The days of Jackie Chan wannabes are gone—a time defined by shirtless guys with cropped hair and iron fists. Enter Fei Ren. She plays the no-nonsense female leader of a troop of hitmen tasked with taking out a premier assassin in Netflix’s latest 2019 crime-action film, “Polar.”
Reminiscent of leading females in cult films such as “Kill Bill” (2003) and “Infernal Affairs” (2002), Ren’s character Hilde is a ruthless woman at the top of her field with a lust for power and tightly wound coils around the men in her life. “Polar” takes a swing at the tired trope of the orientalized, masculine “Asian assassin,” and provides an opportunity for dialogue centered on feminist politics and overt sexuality.
Born and raised in Zhengzhou, China, Fei Ren moved to Canada at the age of 14. She has a background in traditional Chinese dance, ballet, stage acting and modeling. She has appeared in television roles for The CW’s “Supernatural,” Syfy’s “The Magicians,” Fox’s “Lucifer” and “Minority Report.” Additional film credits include the action film “SuperGrid” and the indie thriller “Fatal Visit.” Offscreen, she has directed a rendition of the dark feminist comedy, “Commencing,” featuring an all-female cast. In 2019, Ren plans to direct her next play, “Top Girls,” written by Caryl Churchill.
What originally drew you to doing “Polar”?
This kind of character, a badass female, was a kind of character I did onstage. I was always drawn to them because I feel so much freedom embodying their power. And when I modeled, I was always fierce, so it comes easy to me.
As you yourself said, your character in this film is a badass. How do you stay badass in real life?

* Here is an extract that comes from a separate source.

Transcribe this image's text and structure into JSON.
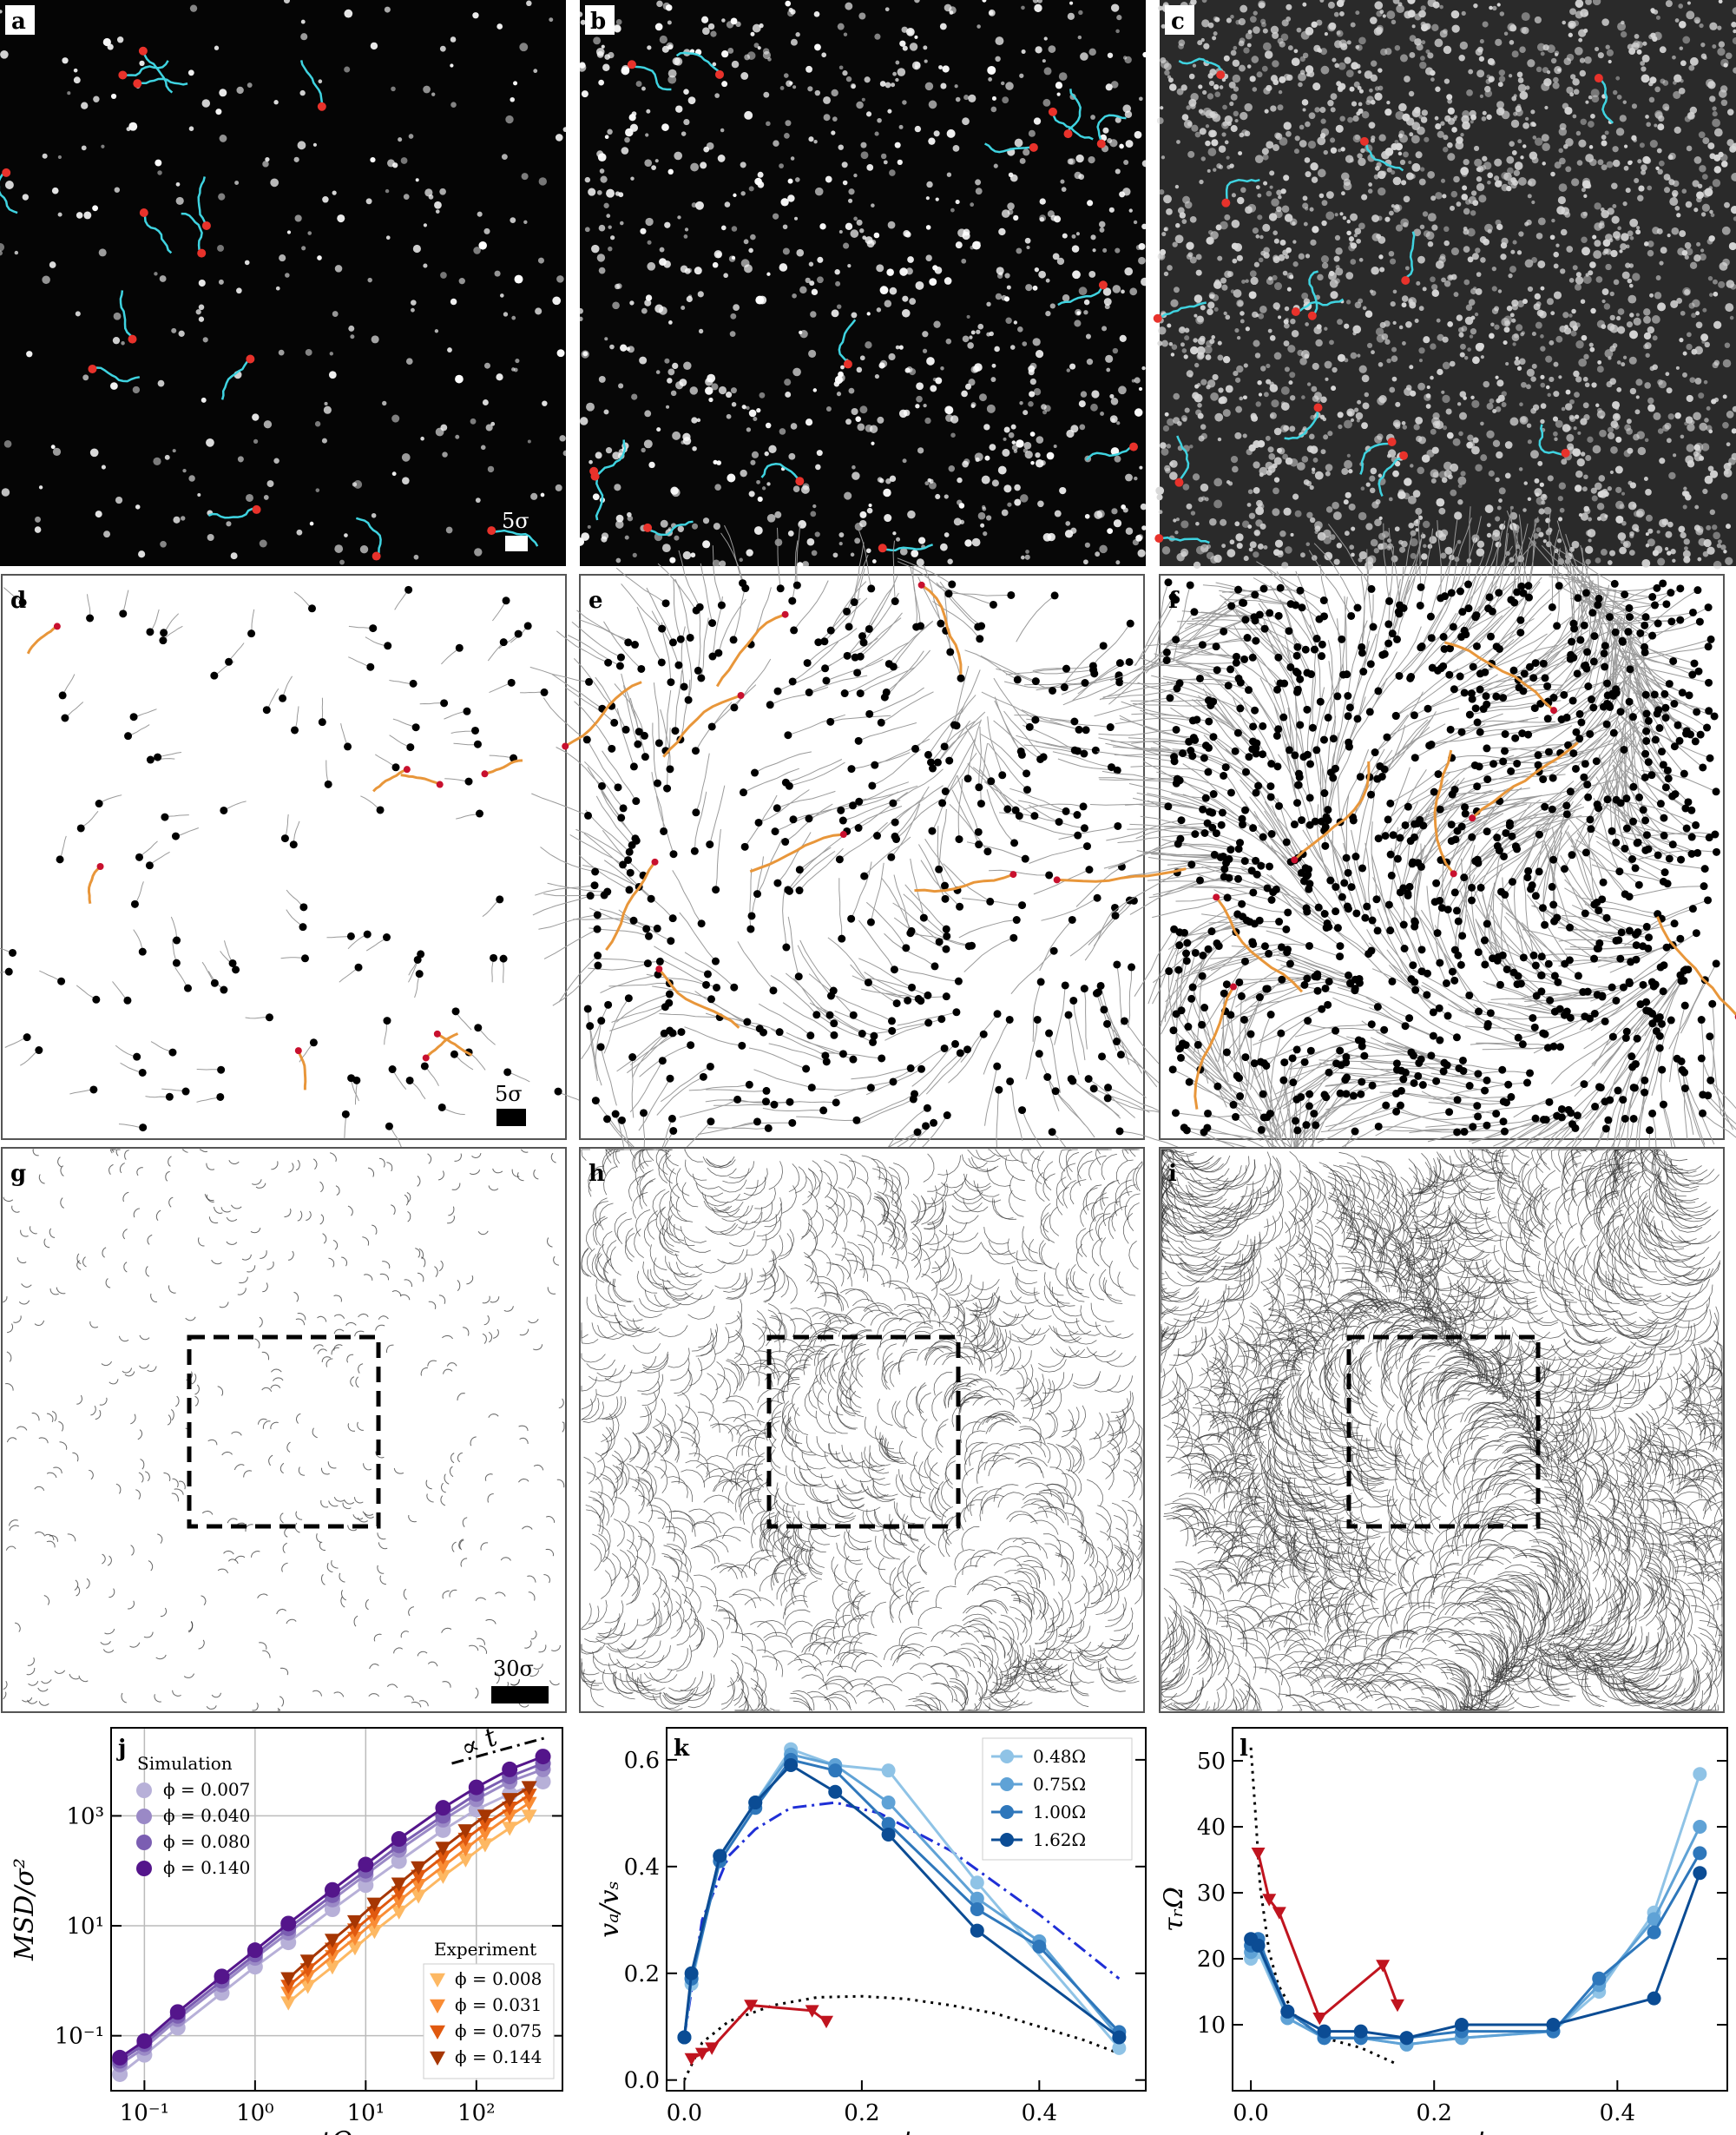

There’s that fierceness, or certain moments, where I can identify with my character. She’s still trying to make it in a man’s world—a very physical and intense world, and she’s doing her best to build different armors for different situations to succeed and accomplish her goals.
How has being bilingual influenced or shaped your acting career?
So far it’s been a barrier. The simple fact of me being Asian definitely limits me. But simultaneously it’s nice because we’re in an exciting time where Asians are starting to have more opportunities. And I find having that makes me want to work harder. I have to be excellent in order to make up for the fact that I may only be cast for those stereotypical roles. They can reject me for my ethnicity, but they can’t reject me for my capabilities.
What kind of roles do you actively look for as an actor, and specifically as an Asian actress?
That’s an interesting question. When I first entered the industry, I had a smooth start. It felt really easy, but at the same time those roles were really one-dimensional and hyper-sexualized. Don’t get me wrong, I love embracing sexuality. I celebrate female sexuality, and have no problem in expressing that or showing it in media or art. But I felt objectified. It felt like they were filling that quota for diversity. So for me, it was a stepping stone. But I told my agent I no longer wanted to audition for those roles. I want to have dimension and not be objectified.
How do you amp up your courage when you’re feeling inadequate?
I love reading self-help books and [I] have really cool female friends, supportive male friends, and my boyfriend. They’re all strong, supportive human beings. And in terms of myself, the strength that my mom showed me was incredible. Prior to coming here to study, she was my family’s breadwinner. That’s definitely something that gave me a lot of courage. Whenever there is an experience that is degrading or racially prejudiced toward me, [that thought] lets me take ownership of my own failures and not find excuses.